Your diagnosis is based on finding out what happened to you before, during and after your seizures. For example, some types of faints can look like epileptic seizures, and often before fainting a person feels cold, clammy and their vision goes blurry. But epileptic seizures happen very suddenly and a person may have no warning that a seizure is about to happen.
Recording information about your seizures
If you have a seizure you may not remember what has happened. It can be helpful to have a description of what happened from someone who saw your seizure, to pass on to your GP or specialist.
Here are some questions that may help you or someone who witnessed your seizure to record useful information about what happened.
Before the seizure
• Did anything trigger (set off) the seizure – for example, did you feel tired, hungry, or unwell?
• Did you have any warning that the seizure was going to happen?
• Did your mood change – for example, were you excited, anxious or quiet?
• Did you make any sound, such as crying out or mumbling?
• Did you notice any unusual sensations, such as an odd smell or taste, or a rising feeling in your stomach?
• Where were you and what were you doing before the seizure?
During the seizure
• Did you appear to be ‘blank’ or stare into space?
• Did you lose consciousness or become confused?
• Did you do anything unusual such as mumble, wander about or fiddle with your clothing?
• Did your colour change (become pale or flushed) and if so, where (face or lips)?
• Did your breathing change (for example, become noisy or look difficult)?
• Did any part of your body move, jerk or twitch?
• Did you fall down, or go stiff or floppy?
• Did you wet yourself?
• Did you bite your tongue or cheek?
After the seizure
• How did you feel after the seizure – did you feel tired, worn out or need to sleep?
• How long was it before you were able to carry on as normal?
• Did you notice anything else?
Looking at your medical history
Apart from the description of the seizure, there are other things that can help to explain why your seizures have happened.
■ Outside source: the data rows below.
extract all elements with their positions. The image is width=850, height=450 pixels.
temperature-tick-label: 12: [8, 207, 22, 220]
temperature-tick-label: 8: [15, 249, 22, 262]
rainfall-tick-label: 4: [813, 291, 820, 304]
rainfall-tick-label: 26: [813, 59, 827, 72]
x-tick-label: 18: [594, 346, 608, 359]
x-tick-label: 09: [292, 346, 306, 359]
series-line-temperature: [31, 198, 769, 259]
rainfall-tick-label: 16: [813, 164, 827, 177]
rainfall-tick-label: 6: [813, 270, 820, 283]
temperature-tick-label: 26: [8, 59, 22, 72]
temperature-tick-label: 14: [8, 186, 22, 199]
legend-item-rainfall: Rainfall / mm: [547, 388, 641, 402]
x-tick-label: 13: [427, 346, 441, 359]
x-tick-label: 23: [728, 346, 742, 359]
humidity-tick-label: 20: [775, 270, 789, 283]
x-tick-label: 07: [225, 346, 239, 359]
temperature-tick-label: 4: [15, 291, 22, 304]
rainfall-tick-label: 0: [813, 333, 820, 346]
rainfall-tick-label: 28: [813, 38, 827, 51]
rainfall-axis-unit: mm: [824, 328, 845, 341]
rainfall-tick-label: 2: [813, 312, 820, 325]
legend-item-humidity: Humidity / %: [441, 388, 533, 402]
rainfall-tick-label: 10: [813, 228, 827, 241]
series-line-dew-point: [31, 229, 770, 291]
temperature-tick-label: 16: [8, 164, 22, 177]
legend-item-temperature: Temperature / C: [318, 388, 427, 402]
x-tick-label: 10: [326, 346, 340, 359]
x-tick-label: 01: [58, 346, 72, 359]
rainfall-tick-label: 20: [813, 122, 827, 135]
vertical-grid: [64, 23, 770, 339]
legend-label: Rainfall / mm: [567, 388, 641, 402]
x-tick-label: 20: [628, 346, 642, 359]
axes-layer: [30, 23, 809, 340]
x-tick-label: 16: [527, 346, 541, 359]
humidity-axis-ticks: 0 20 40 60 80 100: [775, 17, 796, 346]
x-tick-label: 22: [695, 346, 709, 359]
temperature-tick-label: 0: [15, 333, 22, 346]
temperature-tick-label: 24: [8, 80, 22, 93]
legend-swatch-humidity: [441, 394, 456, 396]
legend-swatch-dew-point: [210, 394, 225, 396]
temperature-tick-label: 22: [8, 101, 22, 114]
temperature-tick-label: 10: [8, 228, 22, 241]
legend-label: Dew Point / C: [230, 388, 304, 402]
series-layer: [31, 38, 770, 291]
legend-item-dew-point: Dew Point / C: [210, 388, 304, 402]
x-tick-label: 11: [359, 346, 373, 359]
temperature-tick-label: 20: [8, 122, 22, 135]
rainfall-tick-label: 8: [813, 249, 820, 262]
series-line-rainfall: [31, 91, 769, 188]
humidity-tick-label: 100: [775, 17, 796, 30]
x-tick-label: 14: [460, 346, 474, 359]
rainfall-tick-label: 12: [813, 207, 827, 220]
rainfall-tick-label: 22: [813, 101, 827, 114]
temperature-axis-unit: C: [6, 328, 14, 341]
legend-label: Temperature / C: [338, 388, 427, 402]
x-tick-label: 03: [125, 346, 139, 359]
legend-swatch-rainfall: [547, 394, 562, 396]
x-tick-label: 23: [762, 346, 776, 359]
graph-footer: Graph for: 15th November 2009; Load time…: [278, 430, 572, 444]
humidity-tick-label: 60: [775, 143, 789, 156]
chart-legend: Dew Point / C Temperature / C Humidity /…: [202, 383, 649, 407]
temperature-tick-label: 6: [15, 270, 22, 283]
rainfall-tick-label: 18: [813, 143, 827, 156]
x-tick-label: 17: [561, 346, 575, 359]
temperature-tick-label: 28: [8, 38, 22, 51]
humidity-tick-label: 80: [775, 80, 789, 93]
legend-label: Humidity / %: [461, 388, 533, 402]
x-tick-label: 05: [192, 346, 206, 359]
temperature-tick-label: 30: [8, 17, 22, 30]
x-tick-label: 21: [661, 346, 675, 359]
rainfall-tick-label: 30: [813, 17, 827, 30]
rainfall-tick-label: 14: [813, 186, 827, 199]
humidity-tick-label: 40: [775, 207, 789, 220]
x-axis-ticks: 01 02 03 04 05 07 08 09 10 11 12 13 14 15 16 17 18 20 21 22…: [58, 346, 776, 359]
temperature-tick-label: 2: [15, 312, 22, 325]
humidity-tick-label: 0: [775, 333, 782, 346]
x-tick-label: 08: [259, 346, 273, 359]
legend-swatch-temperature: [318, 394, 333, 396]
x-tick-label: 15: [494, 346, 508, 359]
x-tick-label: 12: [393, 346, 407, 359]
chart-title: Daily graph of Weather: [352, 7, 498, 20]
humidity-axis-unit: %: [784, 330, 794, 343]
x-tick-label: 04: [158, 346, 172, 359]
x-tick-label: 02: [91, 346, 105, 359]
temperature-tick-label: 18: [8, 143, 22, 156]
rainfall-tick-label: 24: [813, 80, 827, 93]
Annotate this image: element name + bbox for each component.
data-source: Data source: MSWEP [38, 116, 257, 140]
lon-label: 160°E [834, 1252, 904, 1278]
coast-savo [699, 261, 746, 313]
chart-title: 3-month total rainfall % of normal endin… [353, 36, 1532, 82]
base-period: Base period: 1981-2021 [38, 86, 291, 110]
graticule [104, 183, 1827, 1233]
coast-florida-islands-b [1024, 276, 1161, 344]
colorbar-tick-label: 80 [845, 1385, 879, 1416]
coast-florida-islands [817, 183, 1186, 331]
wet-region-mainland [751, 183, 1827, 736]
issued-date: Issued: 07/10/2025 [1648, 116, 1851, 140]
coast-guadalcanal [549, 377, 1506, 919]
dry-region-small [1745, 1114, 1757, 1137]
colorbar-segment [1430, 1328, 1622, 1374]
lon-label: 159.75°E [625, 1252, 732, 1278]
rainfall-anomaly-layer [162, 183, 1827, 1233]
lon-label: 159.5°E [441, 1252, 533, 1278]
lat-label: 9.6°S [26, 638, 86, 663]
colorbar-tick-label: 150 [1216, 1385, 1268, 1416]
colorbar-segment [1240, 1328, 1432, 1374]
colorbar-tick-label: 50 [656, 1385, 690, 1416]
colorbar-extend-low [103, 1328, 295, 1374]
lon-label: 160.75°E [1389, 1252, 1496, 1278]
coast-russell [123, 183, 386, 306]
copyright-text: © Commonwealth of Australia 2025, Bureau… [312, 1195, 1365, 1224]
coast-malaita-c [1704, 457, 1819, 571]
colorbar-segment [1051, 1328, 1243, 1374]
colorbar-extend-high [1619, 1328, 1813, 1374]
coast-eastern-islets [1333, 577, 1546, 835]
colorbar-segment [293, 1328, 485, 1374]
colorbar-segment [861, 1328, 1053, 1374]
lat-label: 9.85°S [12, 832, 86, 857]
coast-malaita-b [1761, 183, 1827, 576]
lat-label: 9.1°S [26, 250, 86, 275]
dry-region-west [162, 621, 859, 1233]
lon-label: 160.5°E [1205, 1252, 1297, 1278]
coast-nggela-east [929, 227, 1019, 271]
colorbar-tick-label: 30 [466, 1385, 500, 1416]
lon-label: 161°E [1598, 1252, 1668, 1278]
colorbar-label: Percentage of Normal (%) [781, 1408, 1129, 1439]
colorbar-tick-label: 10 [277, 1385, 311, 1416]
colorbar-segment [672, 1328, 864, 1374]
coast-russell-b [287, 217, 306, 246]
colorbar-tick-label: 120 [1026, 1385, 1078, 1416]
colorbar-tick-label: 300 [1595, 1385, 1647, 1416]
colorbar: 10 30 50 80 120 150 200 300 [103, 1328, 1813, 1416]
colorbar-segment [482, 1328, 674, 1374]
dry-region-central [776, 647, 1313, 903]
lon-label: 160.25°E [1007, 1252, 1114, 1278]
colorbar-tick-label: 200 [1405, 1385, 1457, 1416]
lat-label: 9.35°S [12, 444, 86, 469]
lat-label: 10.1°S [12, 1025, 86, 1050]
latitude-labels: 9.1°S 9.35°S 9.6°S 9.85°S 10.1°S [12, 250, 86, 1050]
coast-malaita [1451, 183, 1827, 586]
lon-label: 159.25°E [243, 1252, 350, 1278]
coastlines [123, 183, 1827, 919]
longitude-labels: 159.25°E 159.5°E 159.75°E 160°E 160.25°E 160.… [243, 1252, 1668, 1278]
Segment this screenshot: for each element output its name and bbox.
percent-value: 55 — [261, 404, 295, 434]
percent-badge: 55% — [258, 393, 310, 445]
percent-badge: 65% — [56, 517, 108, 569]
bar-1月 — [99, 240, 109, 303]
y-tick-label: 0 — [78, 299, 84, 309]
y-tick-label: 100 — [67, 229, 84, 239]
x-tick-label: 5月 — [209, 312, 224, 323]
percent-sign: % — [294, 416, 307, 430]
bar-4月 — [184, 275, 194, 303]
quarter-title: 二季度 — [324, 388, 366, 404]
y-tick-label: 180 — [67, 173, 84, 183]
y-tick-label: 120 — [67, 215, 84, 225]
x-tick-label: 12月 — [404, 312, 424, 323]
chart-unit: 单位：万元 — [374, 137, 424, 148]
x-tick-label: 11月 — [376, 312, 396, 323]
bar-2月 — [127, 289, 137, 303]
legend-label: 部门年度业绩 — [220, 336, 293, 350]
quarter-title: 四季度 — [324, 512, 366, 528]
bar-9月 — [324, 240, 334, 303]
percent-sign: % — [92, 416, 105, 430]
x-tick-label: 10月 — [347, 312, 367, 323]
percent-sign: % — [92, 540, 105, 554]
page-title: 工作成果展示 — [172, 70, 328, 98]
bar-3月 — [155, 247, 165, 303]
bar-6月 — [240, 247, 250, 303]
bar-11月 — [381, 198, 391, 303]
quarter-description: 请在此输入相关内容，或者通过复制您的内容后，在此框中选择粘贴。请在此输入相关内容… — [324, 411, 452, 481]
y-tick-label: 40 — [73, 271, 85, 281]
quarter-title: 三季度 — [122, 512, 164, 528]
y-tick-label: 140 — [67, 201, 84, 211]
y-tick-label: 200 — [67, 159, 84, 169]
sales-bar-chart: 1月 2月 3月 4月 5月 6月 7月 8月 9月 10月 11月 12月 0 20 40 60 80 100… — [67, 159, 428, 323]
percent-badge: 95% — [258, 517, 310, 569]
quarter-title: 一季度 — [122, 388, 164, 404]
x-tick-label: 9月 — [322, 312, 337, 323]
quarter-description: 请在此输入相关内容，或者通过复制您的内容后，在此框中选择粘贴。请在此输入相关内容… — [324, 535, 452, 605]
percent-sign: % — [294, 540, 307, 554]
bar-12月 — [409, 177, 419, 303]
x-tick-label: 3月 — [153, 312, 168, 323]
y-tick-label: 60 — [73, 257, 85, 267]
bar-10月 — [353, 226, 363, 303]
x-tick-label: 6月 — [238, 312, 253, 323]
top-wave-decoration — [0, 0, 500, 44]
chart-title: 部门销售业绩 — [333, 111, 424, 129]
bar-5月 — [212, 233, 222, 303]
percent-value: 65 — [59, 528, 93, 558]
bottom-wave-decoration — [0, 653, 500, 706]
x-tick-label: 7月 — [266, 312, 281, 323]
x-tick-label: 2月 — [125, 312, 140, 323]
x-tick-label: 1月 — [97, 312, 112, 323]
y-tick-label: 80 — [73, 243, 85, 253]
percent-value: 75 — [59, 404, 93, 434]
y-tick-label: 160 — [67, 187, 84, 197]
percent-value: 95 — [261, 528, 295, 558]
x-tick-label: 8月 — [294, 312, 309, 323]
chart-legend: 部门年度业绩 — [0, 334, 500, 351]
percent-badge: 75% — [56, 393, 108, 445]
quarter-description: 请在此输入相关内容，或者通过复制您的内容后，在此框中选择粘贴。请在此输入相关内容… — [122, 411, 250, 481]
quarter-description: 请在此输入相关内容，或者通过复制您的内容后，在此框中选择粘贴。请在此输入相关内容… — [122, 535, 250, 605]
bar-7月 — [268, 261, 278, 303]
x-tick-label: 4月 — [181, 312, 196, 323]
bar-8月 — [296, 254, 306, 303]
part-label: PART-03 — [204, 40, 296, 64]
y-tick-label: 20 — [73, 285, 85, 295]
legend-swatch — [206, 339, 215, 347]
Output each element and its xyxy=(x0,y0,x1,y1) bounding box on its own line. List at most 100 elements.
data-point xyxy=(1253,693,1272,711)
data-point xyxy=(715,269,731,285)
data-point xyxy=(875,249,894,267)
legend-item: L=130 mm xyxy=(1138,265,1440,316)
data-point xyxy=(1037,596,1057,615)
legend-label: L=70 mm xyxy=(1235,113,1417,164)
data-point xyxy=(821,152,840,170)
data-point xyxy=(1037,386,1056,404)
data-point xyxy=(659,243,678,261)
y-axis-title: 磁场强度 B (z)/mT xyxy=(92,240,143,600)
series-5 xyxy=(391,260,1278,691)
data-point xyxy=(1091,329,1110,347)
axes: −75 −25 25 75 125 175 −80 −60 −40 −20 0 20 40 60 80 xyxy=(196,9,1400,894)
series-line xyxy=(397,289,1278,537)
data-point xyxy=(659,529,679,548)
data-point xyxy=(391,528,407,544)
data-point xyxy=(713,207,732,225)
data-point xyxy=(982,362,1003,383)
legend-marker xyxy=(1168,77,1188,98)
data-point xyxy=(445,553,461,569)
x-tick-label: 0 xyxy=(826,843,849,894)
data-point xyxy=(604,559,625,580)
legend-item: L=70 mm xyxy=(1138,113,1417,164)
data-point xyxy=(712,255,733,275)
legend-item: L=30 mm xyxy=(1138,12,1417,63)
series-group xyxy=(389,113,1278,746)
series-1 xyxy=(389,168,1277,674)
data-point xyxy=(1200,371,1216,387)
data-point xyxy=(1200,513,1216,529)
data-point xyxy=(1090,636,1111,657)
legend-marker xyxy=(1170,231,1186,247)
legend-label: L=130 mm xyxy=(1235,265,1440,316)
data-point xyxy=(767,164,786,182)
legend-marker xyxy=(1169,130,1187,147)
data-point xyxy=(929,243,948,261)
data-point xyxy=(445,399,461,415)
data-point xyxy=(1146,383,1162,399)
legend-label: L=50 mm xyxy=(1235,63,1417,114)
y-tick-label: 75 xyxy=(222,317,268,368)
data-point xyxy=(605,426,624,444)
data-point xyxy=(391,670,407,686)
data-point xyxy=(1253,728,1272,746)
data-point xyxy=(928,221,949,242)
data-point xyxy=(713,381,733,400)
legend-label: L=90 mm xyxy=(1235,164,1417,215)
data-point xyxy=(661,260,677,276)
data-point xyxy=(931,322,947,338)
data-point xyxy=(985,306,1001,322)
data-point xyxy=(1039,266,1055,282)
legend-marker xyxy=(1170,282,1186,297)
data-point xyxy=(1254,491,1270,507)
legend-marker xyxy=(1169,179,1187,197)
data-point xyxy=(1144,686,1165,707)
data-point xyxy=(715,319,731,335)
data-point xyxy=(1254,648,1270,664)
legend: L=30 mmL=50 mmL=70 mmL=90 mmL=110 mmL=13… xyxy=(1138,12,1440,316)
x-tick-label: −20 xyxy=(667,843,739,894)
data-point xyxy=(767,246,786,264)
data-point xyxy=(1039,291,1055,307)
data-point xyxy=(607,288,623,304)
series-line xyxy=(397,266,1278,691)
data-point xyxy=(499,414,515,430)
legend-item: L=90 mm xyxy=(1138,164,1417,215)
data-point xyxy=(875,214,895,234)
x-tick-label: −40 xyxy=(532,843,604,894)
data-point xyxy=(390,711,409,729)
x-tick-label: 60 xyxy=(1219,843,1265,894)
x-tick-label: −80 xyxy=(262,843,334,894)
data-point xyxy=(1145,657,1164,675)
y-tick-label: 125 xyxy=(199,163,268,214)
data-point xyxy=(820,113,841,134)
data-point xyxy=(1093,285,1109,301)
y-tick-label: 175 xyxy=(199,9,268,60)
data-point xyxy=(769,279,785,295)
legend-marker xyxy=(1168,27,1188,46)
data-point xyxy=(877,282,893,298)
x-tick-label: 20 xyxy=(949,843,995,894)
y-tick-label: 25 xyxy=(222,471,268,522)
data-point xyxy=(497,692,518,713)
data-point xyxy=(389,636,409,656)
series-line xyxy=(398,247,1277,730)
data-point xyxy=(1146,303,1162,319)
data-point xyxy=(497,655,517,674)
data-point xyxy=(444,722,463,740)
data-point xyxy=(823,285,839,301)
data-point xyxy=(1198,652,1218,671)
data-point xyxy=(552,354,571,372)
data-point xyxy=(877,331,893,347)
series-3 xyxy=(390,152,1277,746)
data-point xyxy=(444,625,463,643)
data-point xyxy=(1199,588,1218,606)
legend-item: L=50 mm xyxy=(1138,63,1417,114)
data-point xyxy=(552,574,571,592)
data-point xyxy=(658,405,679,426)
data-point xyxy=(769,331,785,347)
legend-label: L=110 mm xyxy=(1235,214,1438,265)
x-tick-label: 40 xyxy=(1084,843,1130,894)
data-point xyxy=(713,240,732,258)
Your medical history and any other medical conditions will also be considered as part of your diagnosis. Sometimes the cause of someone’s epilepsy can be found. For example, following a head injury, a brain infection (such as meningitis) or a stroke. Some inherited conditions, (passed from parent to child) such as tuberous sclerosis, can cause epilepsy. However, for most people there are no clear reasons why they have epilepsy.